Alterations of the Characteristics of the Circadian Rest‐Activity Rhythm of Cancer In‐Patients

The aim of the present study was to evaluate the characteristics of the circadian rest‐activity rhythm of cancer patients. Thirty‐one in‐patients, consisting of 19 males and 12 females, were randomly selected from the Regional Cancer Center, Pandit Jawaharlal Nehru Medical College, Raipur, India.
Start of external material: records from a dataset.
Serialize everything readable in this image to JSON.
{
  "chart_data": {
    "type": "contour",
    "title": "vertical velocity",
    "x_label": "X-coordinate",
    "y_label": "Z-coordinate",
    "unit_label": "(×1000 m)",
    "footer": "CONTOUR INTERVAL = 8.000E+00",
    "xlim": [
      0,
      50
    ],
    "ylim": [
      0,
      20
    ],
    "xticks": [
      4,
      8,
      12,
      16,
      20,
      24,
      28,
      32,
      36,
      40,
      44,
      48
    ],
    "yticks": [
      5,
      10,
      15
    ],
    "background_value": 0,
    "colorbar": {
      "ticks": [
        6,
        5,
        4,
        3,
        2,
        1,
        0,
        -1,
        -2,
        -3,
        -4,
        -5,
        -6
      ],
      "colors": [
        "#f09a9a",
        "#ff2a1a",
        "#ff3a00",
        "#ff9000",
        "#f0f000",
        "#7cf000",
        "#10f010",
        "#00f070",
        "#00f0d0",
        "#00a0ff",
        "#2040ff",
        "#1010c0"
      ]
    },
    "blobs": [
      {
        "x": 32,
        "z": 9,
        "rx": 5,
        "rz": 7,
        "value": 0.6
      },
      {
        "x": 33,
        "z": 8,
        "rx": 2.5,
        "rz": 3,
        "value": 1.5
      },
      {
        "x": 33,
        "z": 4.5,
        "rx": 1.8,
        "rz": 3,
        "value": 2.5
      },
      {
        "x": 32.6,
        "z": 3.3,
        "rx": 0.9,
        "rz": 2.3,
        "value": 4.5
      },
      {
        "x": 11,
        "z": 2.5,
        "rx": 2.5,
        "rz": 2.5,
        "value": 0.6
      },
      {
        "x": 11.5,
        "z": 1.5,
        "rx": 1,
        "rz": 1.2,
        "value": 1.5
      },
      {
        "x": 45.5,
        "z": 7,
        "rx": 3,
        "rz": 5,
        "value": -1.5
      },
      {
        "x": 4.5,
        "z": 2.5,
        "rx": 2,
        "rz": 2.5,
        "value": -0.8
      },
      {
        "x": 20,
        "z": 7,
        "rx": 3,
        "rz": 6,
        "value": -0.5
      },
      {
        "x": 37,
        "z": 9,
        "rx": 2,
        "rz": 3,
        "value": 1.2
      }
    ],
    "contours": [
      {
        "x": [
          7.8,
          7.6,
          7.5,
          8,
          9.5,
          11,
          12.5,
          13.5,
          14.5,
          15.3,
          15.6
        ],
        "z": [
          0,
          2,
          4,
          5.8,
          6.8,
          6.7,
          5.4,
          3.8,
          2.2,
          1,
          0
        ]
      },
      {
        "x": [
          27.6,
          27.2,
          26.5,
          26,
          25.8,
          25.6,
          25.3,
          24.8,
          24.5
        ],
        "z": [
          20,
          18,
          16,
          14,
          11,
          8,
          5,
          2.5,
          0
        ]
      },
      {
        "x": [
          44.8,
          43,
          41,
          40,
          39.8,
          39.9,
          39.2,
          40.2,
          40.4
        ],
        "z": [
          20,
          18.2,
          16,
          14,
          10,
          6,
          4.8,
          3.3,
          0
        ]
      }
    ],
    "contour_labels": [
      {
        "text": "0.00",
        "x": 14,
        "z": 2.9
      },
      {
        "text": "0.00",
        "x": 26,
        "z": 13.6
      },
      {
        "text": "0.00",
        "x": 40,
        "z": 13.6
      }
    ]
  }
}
The rest‐activity rhythm was studied non‐invasively by wrist actigraphy, and compared with 35 age‐matched apparently healthy subjects (22 males and 13 females). All subjects wore an Actiwatch (AW64, Mini Mitter Co. Inc., USA) for at least 4–7 consecutive days. Fifteen‐second epoch length was selected for gathering actigraphy data. In addition, several sleep parameters, such as time in bed, assumed sleep, actual sleep time, actual wake time, sleep efficiency, sleep latency, sleep bouts, wake bouts, and fragmentation index, were also recorded. Data were analyzed using several statistical techniques, such as cosinor rhythmometry, spectral analysis, ANOVA, Duncan's multiple‐range test, and t‐test. Dichotomy index (I<O) and autocorrelation coefficient (r24) were also computed. The results validated a statistically significant circadian rhythm in rest‐activity with a prominent period of 24 h for most cancer patients and control subjects. Results of this study further revealed that cancer patients do experience a drastic alteration in the circadian rest‐activity rhythm parameters. Both the dichotomy index and r24 declined in the group of cancer patients. The occurrence of the peak (acrophase, Ø) of the rest‐activity rhythm was earlier (p<0.001) in cancer patients than age‐ and gender‐matched control subjects. Results of sleep parameters revealed that cancer patients spent longer time in bed, had longer assumed and actual sleep durations, and a greater number of sleep and wake bouts compared to control subjects. Further, nap frequency, total nap duration, average nap, and total nap duration per 1 h awake span were statistically significantly higher in cancer patients than control subjects. In conclusion, the results of the present study document the disruption of the circadian rhythm in rest‐activity of cancer in‐patients, with a dampening of amplitude, lowering of mean level of activity, and phase advancement. These alterations of the circadian rhythm characteristics could be attributed to disease, irrespective of variability due to gender, sites of cancer, and timings of therapies. These results might help in designing patient‐specific chronotherapeutic protocols.